Hendrick’s mouth was open. “I certainly do! He hit me! He laid hands on me! The whole bunch of ’em are always strutting around with those silly batons, whackin’ you across the fanny, punchin’ you between the shoulders and tellin’ you to brace up — and I put up with it. But he hit me with his hands—he knocked me down to the ground and yelled, ‘Freeze! you stupid jackass!’ How about that?”
Captain Frankel looked down at his hands, looked up again at Hendrick. “Young man, you are under a misapprehension very common among civilians. You think that your superior officers are not permitted to ‘lay hands on you,’ as you put it. Under purely social conditions, that is true — say if we happened to run across each other in a theater or a shop, I would have no more right, as long as you treated me with the respect due my rank, to slap your face than you have to slap mine. But in line of duty the rule is entirely different—”

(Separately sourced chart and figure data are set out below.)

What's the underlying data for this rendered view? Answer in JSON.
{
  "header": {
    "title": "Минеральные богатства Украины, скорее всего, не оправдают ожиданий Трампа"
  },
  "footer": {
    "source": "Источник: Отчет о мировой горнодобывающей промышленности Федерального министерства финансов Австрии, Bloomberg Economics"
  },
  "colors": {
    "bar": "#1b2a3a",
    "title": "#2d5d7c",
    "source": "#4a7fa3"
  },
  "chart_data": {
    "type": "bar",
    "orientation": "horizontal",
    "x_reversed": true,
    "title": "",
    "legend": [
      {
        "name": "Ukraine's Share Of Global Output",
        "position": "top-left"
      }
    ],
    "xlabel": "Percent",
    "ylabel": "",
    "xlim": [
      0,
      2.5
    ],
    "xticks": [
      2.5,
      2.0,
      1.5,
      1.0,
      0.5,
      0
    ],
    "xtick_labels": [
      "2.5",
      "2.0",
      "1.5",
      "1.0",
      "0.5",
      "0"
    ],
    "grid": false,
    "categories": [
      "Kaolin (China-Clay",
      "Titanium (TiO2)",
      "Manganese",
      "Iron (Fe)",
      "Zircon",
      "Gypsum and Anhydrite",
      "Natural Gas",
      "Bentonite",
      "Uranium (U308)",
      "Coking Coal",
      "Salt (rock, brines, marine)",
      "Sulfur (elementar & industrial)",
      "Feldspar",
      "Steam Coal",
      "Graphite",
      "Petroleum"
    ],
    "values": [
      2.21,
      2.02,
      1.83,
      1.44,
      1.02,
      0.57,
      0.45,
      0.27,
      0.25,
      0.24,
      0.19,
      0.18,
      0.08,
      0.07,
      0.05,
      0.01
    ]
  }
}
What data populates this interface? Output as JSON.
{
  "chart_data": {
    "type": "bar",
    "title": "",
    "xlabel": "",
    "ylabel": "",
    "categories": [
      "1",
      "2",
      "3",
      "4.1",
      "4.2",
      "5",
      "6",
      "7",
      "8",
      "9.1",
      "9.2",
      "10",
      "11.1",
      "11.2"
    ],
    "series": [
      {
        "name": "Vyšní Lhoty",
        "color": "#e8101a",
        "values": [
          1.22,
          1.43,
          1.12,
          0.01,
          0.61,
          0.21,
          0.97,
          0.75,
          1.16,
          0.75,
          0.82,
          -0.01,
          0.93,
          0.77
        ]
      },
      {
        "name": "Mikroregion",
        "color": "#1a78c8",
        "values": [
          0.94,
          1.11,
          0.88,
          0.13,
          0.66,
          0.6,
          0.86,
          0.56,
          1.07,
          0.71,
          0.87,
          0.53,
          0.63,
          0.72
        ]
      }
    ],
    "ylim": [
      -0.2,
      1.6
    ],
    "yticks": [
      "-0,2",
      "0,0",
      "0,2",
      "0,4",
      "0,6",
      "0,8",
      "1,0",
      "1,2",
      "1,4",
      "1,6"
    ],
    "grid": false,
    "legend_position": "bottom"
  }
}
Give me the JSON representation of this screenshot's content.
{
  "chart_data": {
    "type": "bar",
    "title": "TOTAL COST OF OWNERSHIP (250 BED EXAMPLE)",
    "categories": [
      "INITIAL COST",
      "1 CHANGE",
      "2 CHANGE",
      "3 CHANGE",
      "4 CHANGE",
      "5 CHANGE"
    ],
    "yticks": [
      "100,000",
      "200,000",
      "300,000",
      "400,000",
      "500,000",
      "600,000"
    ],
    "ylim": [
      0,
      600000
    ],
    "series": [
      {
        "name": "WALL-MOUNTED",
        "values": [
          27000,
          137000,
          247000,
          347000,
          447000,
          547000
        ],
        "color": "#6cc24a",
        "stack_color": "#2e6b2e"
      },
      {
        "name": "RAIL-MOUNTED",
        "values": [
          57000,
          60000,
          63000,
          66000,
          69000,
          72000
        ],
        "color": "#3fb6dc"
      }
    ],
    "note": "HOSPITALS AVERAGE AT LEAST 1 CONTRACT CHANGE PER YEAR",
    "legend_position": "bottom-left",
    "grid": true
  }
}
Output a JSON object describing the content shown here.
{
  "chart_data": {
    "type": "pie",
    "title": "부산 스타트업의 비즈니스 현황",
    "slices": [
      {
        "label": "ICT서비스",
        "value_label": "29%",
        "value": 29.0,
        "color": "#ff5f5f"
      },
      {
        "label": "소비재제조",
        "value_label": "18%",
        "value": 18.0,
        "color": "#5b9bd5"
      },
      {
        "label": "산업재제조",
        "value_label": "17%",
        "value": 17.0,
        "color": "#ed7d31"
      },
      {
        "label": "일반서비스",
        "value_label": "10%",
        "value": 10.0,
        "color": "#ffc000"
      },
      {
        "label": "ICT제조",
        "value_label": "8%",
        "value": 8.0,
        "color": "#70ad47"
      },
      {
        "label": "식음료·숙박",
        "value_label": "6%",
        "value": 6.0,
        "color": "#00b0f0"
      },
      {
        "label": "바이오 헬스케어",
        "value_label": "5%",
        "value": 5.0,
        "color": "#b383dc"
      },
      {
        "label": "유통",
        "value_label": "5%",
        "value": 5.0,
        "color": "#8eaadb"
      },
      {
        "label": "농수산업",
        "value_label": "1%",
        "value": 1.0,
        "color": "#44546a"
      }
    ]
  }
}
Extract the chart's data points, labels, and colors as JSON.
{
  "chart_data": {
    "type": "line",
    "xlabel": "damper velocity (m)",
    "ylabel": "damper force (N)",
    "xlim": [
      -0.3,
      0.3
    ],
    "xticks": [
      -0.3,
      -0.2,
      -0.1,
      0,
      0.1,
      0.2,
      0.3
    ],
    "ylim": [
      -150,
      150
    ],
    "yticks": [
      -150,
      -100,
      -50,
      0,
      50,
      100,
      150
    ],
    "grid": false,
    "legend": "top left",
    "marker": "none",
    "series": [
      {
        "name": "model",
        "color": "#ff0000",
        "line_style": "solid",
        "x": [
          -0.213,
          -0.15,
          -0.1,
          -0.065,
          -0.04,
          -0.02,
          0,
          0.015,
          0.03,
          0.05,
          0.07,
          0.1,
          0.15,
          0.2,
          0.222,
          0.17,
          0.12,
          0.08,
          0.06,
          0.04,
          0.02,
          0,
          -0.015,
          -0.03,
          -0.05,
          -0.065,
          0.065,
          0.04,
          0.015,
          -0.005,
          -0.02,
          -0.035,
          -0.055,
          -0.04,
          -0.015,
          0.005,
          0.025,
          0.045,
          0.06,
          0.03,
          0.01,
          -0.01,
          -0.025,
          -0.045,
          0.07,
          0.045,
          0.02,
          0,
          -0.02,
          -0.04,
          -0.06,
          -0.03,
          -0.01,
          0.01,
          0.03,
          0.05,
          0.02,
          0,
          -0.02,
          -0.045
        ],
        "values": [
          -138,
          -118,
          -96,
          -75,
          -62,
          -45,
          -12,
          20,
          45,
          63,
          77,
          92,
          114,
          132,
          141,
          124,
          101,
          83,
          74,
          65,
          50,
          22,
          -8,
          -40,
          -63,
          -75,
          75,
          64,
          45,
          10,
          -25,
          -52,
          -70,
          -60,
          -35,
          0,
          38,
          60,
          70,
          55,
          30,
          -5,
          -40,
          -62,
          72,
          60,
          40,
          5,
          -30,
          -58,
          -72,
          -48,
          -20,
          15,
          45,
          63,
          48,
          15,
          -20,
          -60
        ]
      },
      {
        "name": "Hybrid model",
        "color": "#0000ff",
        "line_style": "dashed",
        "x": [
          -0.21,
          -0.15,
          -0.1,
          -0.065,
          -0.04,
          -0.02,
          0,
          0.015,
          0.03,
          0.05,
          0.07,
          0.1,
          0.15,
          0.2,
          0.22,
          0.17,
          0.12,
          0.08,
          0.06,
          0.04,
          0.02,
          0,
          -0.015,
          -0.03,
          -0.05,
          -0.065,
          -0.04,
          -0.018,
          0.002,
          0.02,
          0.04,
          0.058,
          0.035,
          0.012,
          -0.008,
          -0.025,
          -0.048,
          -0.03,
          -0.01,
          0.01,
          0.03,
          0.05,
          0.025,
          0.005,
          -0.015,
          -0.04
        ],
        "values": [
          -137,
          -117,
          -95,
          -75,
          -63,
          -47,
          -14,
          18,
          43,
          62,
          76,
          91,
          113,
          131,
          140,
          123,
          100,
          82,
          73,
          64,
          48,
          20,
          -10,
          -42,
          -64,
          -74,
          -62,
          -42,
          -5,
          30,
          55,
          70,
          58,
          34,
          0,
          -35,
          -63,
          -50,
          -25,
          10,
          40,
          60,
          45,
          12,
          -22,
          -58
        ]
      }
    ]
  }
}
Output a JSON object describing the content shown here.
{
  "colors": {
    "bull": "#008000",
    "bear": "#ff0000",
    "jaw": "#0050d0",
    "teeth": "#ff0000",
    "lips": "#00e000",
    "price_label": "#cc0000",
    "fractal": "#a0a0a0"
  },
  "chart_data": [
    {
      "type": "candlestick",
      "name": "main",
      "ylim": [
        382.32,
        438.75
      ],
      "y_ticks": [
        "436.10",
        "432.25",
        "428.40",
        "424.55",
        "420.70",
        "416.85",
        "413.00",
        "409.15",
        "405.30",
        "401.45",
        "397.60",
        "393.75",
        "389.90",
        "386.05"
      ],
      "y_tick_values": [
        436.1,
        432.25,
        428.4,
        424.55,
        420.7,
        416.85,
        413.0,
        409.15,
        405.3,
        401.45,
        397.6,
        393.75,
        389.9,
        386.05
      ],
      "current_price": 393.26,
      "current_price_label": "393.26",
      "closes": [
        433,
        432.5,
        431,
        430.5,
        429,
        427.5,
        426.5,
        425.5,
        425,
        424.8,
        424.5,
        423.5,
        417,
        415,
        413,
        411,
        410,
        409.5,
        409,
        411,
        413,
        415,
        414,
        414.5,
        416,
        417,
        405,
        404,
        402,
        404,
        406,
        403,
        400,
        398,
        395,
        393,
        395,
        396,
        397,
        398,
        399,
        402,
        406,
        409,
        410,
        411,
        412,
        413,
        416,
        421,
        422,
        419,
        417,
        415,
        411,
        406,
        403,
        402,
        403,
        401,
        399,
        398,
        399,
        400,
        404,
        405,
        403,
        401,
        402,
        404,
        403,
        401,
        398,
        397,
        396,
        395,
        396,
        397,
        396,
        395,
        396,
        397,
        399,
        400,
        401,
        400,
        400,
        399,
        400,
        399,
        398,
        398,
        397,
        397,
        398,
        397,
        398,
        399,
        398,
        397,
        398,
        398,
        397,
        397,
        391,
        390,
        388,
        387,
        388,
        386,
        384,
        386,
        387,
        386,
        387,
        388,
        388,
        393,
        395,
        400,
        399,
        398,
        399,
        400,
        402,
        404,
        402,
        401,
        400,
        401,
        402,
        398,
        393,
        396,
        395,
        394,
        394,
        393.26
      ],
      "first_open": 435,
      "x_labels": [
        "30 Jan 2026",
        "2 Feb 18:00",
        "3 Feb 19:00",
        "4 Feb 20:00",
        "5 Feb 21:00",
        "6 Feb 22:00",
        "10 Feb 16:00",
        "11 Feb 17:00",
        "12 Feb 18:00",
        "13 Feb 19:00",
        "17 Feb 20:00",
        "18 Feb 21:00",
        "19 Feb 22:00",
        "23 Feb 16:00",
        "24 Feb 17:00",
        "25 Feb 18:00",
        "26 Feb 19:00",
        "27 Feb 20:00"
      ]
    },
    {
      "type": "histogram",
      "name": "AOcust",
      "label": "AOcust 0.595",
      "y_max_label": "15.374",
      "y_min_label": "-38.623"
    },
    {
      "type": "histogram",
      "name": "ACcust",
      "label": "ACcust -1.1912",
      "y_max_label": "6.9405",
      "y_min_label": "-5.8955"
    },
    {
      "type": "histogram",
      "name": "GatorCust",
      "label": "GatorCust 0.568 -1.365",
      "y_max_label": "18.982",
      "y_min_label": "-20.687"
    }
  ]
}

The Captain swung around in his chair and pointed at some loose-leaf books. “There are the laws under which you live. You can search every article in those books, every court-martial case which has arisen under them, and you will not find one word which says, or implies, that your superior officer may not ‘lay hands on you’ or strike you in any other manner in line of duty. Hendrick, I could break your jaw … and I simply would be responsible to my own superior officers as to the appropriate necessity of the act. But I would not be responsible to you. I could do more than that. There are circumstances under which a superior officer, commissioned or not, is not only permitted but required to kill an officer or a man under him, without delay and perhaps without warning — and, far from being punished, be commended. To put a stop to pusillanimous conduct in the face of the enemy, for example.”